There were absolutley no problems with the elevators, all staff was friendly and attentive, The room and furnishings were  fine. Not spanking new...but better than average.  I would go back tomorrow! I just feel the need to give my experience.
Mike
PS:  I can be real crabby when things aren't up to par.  I've been around a bunch of years and this isn't our first trip to the big apple.


----------



## TravelSFO (Feb 8, 2006)

Wow, can you tell us which unit had all the problems?

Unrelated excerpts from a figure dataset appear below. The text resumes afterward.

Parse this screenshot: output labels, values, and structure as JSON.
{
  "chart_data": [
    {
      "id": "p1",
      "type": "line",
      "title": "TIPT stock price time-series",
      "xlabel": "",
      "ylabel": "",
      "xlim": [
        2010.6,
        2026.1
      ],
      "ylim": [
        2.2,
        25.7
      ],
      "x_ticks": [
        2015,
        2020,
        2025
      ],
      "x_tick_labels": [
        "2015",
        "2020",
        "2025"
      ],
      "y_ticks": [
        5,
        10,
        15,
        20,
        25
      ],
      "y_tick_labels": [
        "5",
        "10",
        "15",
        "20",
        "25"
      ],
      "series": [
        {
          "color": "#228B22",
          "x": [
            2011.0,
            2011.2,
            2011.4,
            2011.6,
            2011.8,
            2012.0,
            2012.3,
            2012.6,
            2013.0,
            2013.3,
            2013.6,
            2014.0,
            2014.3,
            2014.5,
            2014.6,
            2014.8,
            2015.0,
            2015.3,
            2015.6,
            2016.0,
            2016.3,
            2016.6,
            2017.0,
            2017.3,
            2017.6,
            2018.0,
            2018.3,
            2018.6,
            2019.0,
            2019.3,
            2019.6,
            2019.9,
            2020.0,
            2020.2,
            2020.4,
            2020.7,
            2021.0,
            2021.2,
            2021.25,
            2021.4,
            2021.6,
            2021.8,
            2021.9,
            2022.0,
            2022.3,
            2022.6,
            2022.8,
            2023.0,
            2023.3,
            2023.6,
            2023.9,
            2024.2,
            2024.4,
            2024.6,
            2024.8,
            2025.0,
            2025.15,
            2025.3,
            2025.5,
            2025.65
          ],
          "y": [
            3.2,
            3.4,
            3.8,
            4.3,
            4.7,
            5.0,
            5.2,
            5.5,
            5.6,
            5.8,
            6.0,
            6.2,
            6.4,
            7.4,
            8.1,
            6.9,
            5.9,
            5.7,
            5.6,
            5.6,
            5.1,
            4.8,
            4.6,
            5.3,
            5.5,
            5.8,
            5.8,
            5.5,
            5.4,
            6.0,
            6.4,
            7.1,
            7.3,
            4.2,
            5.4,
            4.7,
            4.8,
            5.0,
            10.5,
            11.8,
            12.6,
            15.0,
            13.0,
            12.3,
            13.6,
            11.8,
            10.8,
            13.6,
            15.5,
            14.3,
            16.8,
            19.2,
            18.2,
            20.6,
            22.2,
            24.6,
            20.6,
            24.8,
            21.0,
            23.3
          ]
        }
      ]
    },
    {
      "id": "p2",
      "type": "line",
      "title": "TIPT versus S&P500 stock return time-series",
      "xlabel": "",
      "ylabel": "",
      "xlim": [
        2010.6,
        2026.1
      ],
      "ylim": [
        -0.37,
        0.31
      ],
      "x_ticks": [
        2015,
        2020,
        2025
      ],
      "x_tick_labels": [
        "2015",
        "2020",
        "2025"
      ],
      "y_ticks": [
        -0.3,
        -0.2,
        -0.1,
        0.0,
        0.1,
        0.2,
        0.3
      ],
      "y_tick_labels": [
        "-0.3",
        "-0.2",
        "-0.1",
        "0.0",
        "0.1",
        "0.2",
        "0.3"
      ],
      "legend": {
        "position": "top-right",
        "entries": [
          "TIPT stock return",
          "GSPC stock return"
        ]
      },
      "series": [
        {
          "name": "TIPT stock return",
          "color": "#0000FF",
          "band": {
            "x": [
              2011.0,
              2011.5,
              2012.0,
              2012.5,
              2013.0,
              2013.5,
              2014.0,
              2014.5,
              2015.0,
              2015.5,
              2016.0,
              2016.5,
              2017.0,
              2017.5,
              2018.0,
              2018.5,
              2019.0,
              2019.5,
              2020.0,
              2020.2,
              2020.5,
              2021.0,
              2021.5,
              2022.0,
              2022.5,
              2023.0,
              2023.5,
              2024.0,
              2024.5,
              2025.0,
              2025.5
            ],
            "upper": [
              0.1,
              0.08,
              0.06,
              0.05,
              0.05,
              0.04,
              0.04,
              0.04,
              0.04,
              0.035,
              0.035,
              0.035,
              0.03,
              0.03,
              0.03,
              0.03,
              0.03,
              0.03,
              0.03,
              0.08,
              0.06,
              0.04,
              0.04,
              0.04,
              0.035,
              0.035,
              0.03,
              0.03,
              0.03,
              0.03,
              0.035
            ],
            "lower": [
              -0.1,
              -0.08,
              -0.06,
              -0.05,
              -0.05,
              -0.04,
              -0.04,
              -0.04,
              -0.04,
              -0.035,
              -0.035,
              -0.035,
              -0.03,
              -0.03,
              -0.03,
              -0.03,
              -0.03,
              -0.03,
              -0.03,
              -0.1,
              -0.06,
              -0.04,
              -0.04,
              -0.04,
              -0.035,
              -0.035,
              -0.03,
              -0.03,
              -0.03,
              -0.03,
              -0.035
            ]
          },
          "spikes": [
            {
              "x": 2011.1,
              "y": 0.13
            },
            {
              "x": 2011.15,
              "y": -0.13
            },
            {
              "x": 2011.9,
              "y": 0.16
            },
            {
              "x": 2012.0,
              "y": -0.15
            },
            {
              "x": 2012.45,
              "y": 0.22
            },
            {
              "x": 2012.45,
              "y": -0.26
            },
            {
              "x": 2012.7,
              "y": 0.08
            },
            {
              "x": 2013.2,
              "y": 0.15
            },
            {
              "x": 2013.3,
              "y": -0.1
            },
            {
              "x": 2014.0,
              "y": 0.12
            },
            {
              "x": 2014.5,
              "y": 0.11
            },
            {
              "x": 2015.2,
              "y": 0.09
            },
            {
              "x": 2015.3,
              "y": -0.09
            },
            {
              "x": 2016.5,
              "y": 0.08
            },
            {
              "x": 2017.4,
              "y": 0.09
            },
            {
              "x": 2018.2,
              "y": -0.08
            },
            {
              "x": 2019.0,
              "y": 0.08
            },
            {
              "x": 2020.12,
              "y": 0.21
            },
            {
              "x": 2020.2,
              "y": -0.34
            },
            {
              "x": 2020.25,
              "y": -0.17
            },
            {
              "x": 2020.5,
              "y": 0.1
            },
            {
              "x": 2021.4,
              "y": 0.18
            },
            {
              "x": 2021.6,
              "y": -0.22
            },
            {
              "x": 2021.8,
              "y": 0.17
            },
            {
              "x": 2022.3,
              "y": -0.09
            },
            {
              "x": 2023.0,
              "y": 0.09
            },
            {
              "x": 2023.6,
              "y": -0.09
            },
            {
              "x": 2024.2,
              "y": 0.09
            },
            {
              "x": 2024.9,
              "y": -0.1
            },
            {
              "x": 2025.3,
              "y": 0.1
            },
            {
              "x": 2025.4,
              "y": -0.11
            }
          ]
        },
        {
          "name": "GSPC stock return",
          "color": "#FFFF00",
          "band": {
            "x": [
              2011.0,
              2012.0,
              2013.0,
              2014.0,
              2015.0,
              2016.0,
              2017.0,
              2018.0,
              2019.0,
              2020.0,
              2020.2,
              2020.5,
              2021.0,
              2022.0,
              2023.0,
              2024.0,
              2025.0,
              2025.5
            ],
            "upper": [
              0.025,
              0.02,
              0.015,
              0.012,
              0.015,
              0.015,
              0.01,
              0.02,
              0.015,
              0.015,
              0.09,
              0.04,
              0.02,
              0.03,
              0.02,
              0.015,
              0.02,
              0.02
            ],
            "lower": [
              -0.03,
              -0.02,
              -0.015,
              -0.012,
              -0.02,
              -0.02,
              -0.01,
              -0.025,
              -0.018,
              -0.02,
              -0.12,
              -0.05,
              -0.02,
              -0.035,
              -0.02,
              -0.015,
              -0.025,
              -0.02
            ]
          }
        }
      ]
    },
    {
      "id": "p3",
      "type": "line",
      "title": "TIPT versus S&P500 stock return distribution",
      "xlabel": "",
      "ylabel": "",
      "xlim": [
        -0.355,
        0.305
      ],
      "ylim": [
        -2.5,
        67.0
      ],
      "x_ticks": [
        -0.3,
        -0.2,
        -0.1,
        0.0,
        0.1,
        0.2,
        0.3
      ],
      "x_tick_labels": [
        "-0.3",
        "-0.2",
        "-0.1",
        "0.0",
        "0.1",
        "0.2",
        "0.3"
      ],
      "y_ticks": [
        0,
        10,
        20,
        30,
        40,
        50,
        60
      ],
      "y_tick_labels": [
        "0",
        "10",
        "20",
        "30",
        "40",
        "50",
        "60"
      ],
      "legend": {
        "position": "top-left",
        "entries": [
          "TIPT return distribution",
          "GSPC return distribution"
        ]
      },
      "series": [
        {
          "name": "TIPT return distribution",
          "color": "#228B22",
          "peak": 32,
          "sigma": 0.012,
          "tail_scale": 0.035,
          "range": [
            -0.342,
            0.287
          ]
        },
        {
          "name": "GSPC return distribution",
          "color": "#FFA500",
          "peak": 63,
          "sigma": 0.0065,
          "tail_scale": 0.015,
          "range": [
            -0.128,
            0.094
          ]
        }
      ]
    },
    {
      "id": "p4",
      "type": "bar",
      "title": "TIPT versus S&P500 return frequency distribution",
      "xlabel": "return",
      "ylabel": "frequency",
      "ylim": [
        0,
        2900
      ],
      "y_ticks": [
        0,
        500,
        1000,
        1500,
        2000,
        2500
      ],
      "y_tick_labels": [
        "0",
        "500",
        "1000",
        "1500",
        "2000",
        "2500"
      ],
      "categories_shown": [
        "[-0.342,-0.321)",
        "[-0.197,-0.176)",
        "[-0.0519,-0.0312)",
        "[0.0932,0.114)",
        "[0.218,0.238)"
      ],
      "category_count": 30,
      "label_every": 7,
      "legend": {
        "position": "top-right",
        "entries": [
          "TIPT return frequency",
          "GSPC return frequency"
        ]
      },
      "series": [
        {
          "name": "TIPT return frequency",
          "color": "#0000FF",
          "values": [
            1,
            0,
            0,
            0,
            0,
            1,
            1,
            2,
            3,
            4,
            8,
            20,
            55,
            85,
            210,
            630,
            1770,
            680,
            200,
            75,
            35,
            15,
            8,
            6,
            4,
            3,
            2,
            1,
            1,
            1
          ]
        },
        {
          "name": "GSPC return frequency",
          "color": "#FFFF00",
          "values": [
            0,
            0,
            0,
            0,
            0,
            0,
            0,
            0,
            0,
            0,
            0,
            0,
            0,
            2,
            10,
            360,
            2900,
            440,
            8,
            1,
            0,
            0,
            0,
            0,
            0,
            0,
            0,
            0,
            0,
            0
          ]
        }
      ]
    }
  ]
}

Also, was this an exchange or are you owners?


----------



## Blondie (Feb 8, 2006)

It was unit 2015. We exchanged in for the fifth time. I was surprised that so many things were run down. It has been awhile since the units have been refurbished. I did hear another woman complain about her dishwasher at the front desk and she was an owner, and once in the elevator another patron was complaining about how her heat would not shut off either. So, it is not just in my unit... I just bought RHC points and we will be staying in New YOrk at the Affina Dumont which we checked out while in the city. The units are lovely. We have a studio and a pres. unit booked for August. So, I guess that will be our new place to hang out, although I agree the location of the MC is better.


----------



## senorak (Feb 8, 2006)

We were just in the MC this past weekend (room 2222).  While we had the same problem w/ the heat (very warm in the room; you could turn the heat down; but not off), we cracked open the windows to sleep at night.  No other problems----dishwasher worked fine; and while some things showed "wear and tear", nothing major to mention.  Our two children (ages 9 and 10) slept on the sofa bed...a bit squeaky; but, after all, it is a sofa bed.  We only had one wait for an elevator (more than a few minutes).....and that was only about 7 minutes; otherwise, the elevators came within a minute or two.  
I usually don't spend much time in the room; though this time ( w/ DH and kids), we hung out in our room more than usual.  We had a 1BR 4/4 w/ 2 BA....so we were able to "spread out" a bit....and didn't feel too crowded.  Enjoyed our time in NYC....wish I could've stayed for the entire week (my nieces are up at MC now); but work and school prohibited that!    

DEB


----------